Rather than see voting as a meaningless exercise, it should be considered philosophically:

“Voting is not considered philosophically, that is, not in terms of its proper nature, if it is considered in relation to the crown or the executive. The vote is the actual relation of actual civil society to the civil society of the legislature, to the representative element. in other words, the vote is the immediate, the direct, the existing and not simply imagined relation of civil society to the political state. It therefore goes without saying that the vote is the chief political interest of actual civil society. In unrestricted suffrage, both active and passive, civil society has actually raised itself for the first time to an abstraction of itself, to political existence as its true universal and essential existence. But the full achievement of this abstraction is at once also the transcendence [Aufhebung] of the abstraction. In actually establishing its political existence as its true existence civil society has simultaneously established its civil existence, in distinction from its political existence, as inessential. And with the one separated, the other, its opposite, falls. Within the abstract political state the reform of voting advances the dissolution [Auflösung] of this political state, but also the dissolution of civil society.” (Marx)

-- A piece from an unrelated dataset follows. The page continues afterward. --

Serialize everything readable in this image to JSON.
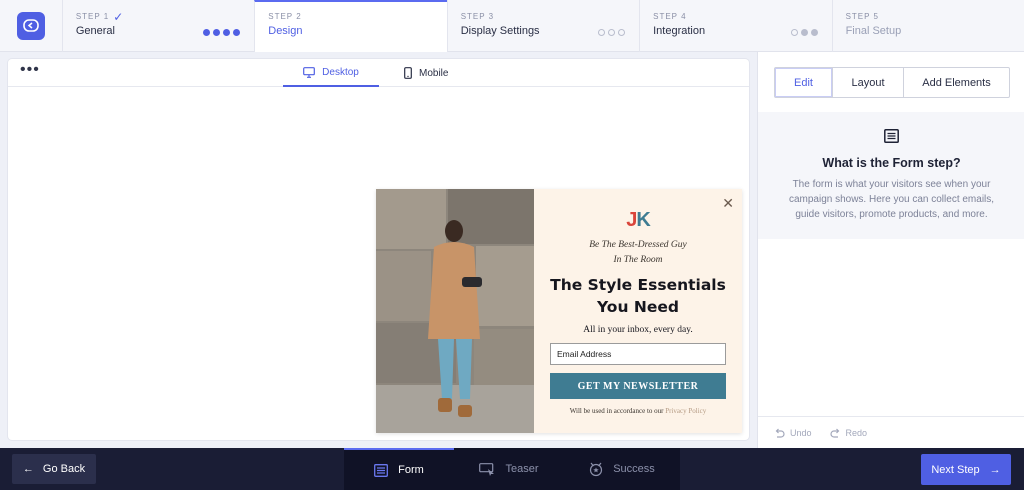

In theory then, universal suffrage transforms, for the first time, the existence of civil society into a political existence. The political state is no longer an abstraction and civil society, its dialectical opposite, is dissolved, too. The outcome of the synthesis of this dialectic, enabled by universal suffrage, is the political existence of all transformed into true social existence. This dissolution, I think, is resolved gradually through the praxis of consciously becoming political: At first with the struggle towards universal suffrage; and then the struggle to understand what this means philosophically and recognise that out-dated and out-moded legislation is no longer deemed suitable or necessary to the historical material conditions of this political existence. Such conditions are conditions of abundance that allow the “natural differences” among people to labour directly with one-another reciprocally, not mediated by the equivalence of exchange value. To labour ‘directly’ does not necessarily mean ‘local’ to one-another face-to-face, but rather directly meeting need with capacity regardless of and without concern for ‘equivalence’.

What does this mean for democracy, equality and freedom in post-capitalist society? Democracy will be the social existence of individuals who no longer have a juridical existence quantified by an abstract state.  A political existence is to be (ontologically and epistemologically) a social human being. i.e. not an individual. Equality will be mutual recognition of the difference in our needs and capacities i.e. inequality. Freedom will be a life of non-reciprocity where ‘equivalence’ is redefined as the meeting of one person’s needs with the abundant social capacity of others. It will be a freedom which tends to our natural differences (not ‘natural rights’), undetermined by ‘exchange’ conceived as an abstract calculation of one’s value.